8.) Elon Musk’s Twitter will continue limping along
Unlike a lot of people, I’m not expecting Twitter to suddenly implode. I think it’s much more likely to continue to lose money and become increasingly toxic. Regardless of whether he finds someone mug enough to take on the role of CEO, Musk will continue to be hands on with Twitter and personally use the platform to do almost anything to get attention. Talking of getting attention, I suspect Donald Trump will tweet again, if not before, then during the presidential primaries. On his own social-media platform, Truth Social, Trump has 4.6 million followers (vs 88m on Twitter) - he’s going to want a bigger megaphone.
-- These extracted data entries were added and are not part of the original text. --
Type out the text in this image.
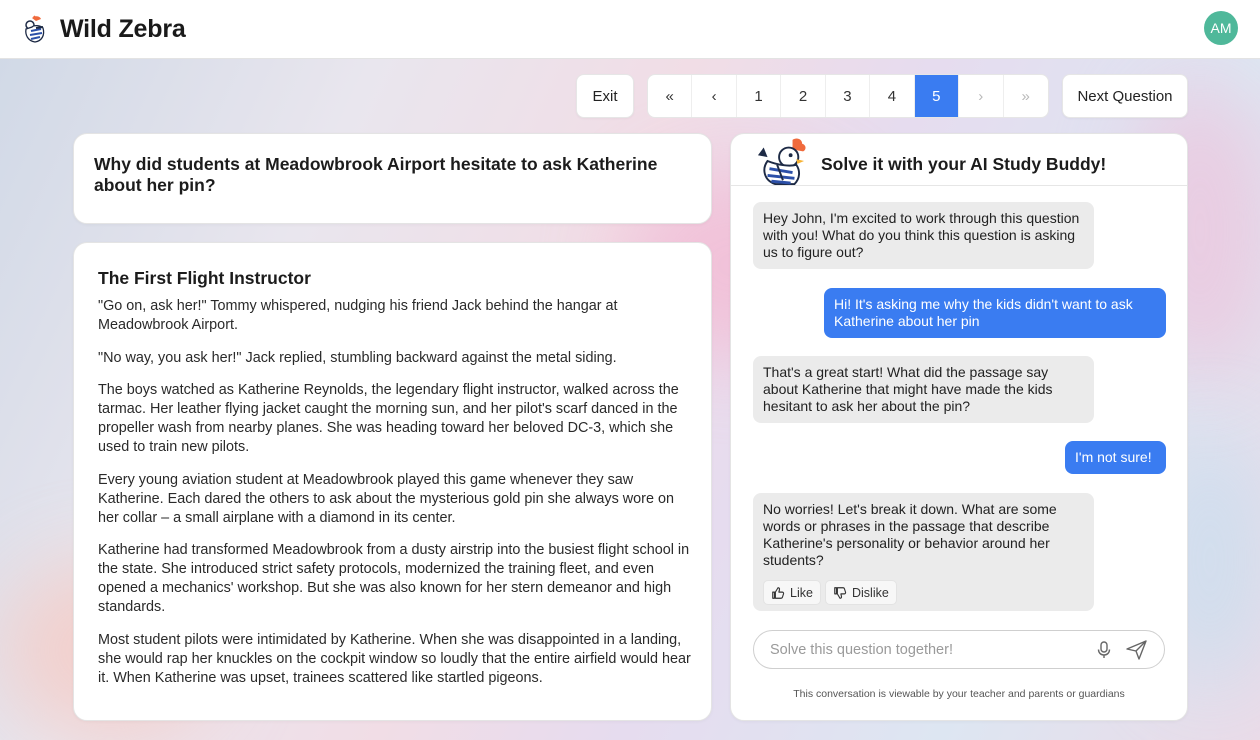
Wild Zebra	AM
Exit	«	‹	1	2	3	4	5	›	»	Next Question
Why did students at Meadowbrook Airport hesitate to ask Katherine about her pin?
The First Flight Instructor

"Go on, ask her!" Tommy whispered, nudging his friend Jack behind the hangar at Meadowbrook Airport.

"No way, you ask her!" Jack replied, stumbling backward against the metal siding.

The boys watched as Katherine Reynolds, the legendary flight instructor, walked across the tarmac. Her leather flying jacket caught the morning sun, and her pilot's scarf danced in the propeller wash from nearby planes. She was heading toward her beloved DC-3, which she used to train new pilots.

Every young aviation student at Meadowbrook played this game whenever they saw Katherine. Each dared the others to ask about the mysterious gold pin she always wore on her collar – a small airplane with a diamond in its center.

Katherine had transformed Meadowbrook from a dusty airstrip into the busiest flight school in the state. She introduced strict safety protocols, modernized the training fleet, and even opened a mechanics' workshop. But she was also known for her stern demeanor and high standards.

Most student pilots were intimidated by Katherine. When she was disappointed in a landing, she would rap her knuckles on the cockpit window so loudly that the entire airfield would hear it. When Katherine was upset, trainees scattered like startled pigeons.

Solve it with your AI Study Buddy!
Hey John, I'm excited to work through this question with you! What do you think this question is asking us to figure out?
Hi! It's asking me why the kids didn't want to ask Katherine about her pin
That's a great start! What did the passage say about Katherine that might have made the kids hesitant to ask her about the pin?
I'm not sure!
No worries! Let's break it down. What are some words or phrases in the passage that describe Katherine's personality or behavior around her students?
Like	Dislike
Solve this question together!
This conversation is viewable by your teacher and parents or guardians
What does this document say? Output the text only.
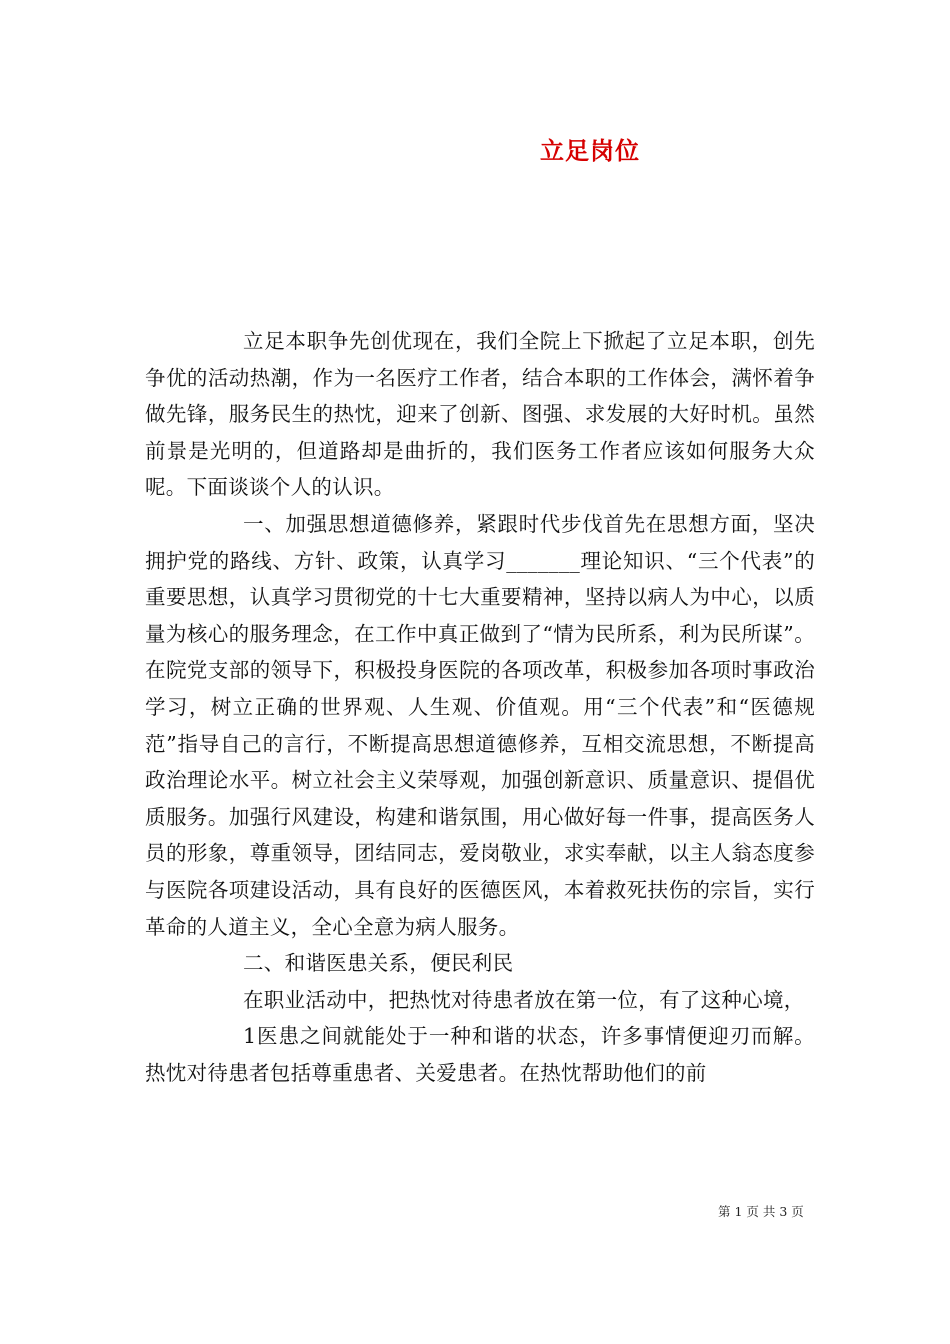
立足岗位

立足本职争先创优现在，我们全院上下掀起了立足本职，创先争优的活动热潮，作为一名医疗工作者，结合本职的工作体会，满怀着争做先锋，服务民生的热忱，迎来了创新、图强、求发展的大好时机。虽然前景是光明的，但道路却是曲折的，我们医务工作者应该如何服务大众呢。下面谈谈个人的认识。

一、加强思想道德修养，紧跟时代步伐首先在思想方面，坚决拥护党的路线、方针、政策，认真学习_______理论知识、“三个代表”的重要思想，认真学习贯彻党的十七大重要精神，坚持以病人为中心，以质量为核心的服务理念，在工作中真正做到了“情为民所系，利为民所谋”。在院党支部的领导下，积极投身医院的各项改革，积极参加各项时事政治学习，树立正确的世界观、人生观、价值观。用“三个代表”和“医德规范”指导自己的言行，不断提高思想道德修养，互相交流思想，不断提高政治理论水平。树立社会主义荣辱观，加强创新意识、质量意识、提倡优质服务。加强行风建设，构建和谐氛围，用心做好每一件事，提高医务人员的形象，尊重领导，团结同志，爱岗敬业，求实奉献，以主人翁态度参与医院各项建设活动，具有良好的医德医风，本着救死扶伤的宗旨，实行革命的人道主义，全心全意为病人服务。

二、和谐医患关系，便民利民

在职业活动中，把热忱对待患者放在第一位，有了这种心境，

1医患之间就能处于一种和谐的状态，许多事情便迎刃而解。热忱对待患者包括尊重患者、关爱患者。在热忱帮助他们的前

第 1 页 共 3 页
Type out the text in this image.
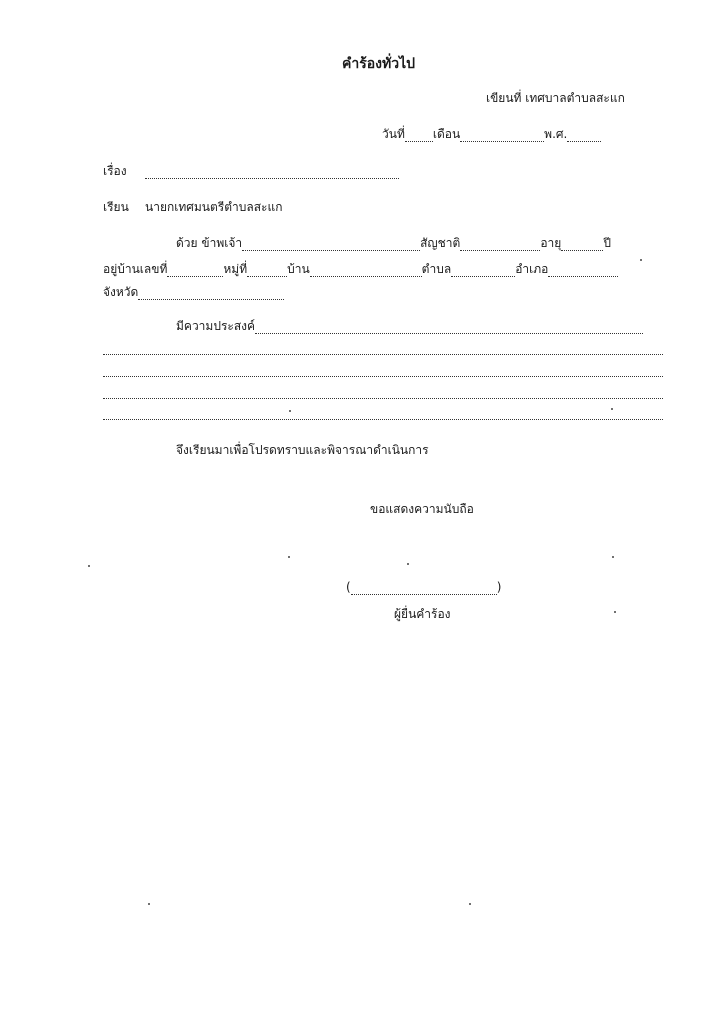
คำร้องทั่วไป
เขียนที่ เทศบาลตำบลสะแก
วันที่ เดือน	พ.ศ.
เรื่อง
เรียน	นายกเทศมนตรีตำบลสะแก
ด้วย ข้าพเจ้า	สัญชาติ	อายุ	ปี
อยู่บ้านเลขที่	หมู่ที่	บ้าน	ตำบล	อำเภอ
จังหวัด
มีความประสงค์
จึงเรียนมาเพื่อโปรดทราบและพิจารณาดำเนินการ
ขอแสดงความนับถือ
(	)
ผู้ยื่นคำร้อง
9.) Apple’s mixed-reality headset will give Zuckerberg a migraine
Apple will finally unveil it’s mixed-reality (Virtual Reality and Augmented Reality) headset in 2023. It will be expensive but it will showcase some compelling use cases outside of gaming and pave the way for Apple’s AR glasses in a future year, which will be more affordable and more game-changing. Unlike Mark Zuckerberg, Tim Cook isn’t betting the farm on XR and will underpromise and overdeliver.
10.) Jeff Bezos will return as CEO at Amazon
A slightly more wildcard prediction. However, like Bob Chapek at Disney, Amazon CEO Andy Jassy has been dealt a tough hand since taking the reins last year. And like Bob Iger at Disney, Bezos transferred to the role of Executive Chairman after vacating the CEO chair, rather than exiting completely. Amazon has since lost a trillion dollars in market valuation and announced it will be shedding 18,000 jobs. Like any self-respecting tech CEO with a God complex, I’m not sure Bezos will be able to resist.